I - being old as dirt - was also around for it. Circa 2002 or 2003, we were writing CMSs in PHP which were already well beyond the simplistic concept of rendering HTML tables from database columns. Smarty templates were pretty common back then. It's hard to treat these templates as "writing HTML by hand" because the templates are a higher level of abstraction.
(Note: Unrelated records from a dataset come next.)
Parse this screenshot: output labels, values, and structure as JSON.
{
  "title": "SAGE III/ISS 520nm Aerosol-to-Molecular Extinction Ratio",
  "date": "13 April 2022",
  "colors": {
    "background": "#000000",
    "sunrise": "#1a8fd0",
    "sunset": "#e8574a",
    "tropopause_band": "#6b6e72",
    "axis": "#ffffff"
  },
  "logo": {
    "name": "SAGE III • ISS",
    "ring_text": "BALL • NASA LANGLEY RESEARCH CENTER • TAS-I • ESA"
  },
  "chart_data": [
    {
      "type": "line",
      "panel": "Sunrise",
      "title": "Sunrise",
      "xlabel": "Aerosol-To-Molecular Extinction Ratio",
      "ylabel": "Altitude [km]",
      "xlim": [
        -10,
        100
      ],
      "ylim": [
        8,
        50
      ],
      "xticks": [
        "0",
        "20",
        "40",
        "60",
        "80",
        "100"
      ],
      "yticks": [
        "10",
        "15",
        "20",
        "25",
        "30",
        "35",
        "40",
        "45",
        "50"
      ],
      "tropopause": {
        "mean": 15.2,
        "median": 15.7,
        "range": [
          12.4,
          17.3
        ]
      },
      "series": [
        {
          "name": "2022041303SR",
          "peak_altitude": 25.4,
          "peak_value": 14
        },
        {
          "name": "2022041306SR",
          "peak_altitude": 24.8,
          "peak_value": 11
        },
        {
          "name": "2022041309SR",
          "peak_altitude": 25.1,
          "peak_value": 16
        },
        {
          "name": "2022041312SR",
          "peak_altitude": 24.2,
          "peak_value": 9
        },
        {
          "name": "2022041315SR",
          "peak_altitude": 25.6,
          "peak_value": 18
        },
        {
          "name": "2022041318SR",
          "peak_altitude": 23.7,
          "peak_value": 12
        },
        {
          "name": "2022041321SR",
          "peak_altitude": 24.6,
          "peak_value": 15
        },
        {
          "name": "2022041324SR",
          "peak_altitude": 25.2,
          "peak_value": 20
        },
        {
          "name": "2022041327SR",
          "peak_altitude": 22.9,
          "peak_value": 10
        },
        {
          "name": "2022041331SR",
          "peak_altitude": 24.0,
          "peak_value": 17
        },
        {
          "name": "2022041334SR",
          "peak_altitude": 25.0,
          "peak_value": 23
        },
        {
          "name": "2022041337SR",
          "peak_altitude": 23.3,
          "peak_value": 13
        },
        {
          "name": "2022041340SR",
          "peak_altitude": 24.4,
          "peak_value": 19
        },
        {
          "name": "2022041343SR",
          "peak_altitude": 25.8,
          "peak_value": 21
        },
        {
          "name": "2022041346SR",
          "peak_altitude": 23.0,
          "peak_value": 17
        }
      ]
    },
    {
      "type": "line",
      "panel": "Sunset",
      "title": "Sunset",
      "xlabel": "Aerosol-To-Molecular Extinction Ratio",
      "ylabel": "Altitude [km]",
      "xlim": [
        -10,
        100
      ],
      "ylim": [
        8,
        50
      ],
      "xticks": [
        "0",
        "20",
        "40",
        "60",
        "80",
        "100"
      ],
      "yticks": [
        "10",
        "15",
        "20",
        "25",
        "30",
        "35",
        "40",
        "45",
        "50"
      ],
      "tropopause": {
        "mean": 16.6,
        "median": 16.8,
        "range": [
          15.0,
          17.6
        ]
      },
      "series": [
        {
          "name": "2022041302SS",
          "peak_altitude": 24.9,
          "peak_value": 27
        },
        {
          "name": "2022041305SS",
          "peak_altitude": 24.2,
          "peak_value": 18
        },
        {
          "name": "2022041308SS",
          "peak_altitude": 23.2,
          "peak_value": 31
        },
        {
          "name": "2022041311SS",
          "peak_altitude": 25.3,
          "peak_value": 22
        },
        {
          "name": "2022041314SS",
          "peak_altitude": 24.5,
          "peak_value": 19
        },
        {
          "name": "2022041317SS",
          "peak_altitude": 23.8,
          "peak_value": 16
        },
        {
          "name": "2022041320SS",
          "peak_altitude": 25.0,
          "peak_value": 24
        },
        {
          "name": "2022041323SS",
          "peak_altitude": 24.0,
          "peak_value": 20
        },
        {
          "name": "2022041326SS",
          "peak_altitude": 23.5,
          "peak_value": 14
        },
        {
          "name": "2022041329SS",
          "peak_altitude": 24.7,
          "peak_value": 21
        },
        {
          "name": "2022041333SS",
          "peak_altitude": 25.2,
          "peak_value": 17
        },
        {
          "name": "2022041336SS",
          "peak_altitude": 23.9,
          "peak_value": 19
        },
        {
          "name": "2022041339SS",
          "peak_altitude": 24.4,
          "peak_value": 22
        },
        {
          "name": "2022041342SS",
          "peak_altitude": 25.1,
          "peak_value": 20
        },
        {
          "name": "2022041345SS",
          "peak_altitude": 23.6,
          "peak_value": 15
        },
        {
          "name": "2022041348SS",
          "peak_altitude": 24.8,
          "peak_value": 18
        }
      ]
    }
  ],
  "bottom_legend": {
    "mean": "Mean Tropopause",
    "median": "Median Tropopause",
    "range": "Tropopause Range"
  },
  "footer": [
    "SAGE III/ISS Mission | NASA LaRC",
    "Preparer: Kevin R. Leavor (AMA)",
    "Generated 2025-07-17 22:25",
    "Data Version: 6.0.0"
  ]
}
Rails was quite popular, but I never got into it. I went from PHP to Python (avoiding Django) and then to nodeJS. At the time, the MVC architecture was making a comeback, but the mapping of HTML/CSS/JS was never 1:1 with it. Small fragments of HTML and CSS where always littering the JS or PHP/Python. The clean separation was never fully realized. For this reason, JSX was seen as a real win.

The reason I chose to focus specifically on "templates and DSLs" in my original comment is because once the level of abstraction is raised to the point where HTML becomes a compilation target, it is no longer HTML by definition. The browser cannot render the template or DSL without the preprocessor (XSLT is about as close as that ever got). This is especially true with client-side templates. For example, using pre-made widgets like jQuery date pickers is so far removed from writing HTML that a reasonable conclusion is that jQuery developers do not know HTML or JavaScript as a matter of course [1]. But yeah, this was all burgeoning in the early/mid 2000's, and really kicked into full throttle with jQuery.

> It was very easy back then to browse most of the web with JavaScript disabled.

It was easier, but not fool-proof. Client-side rendering wasn't in full swing, but Java Applets, Shockwave, and Flash certainly were in the years leading up to it.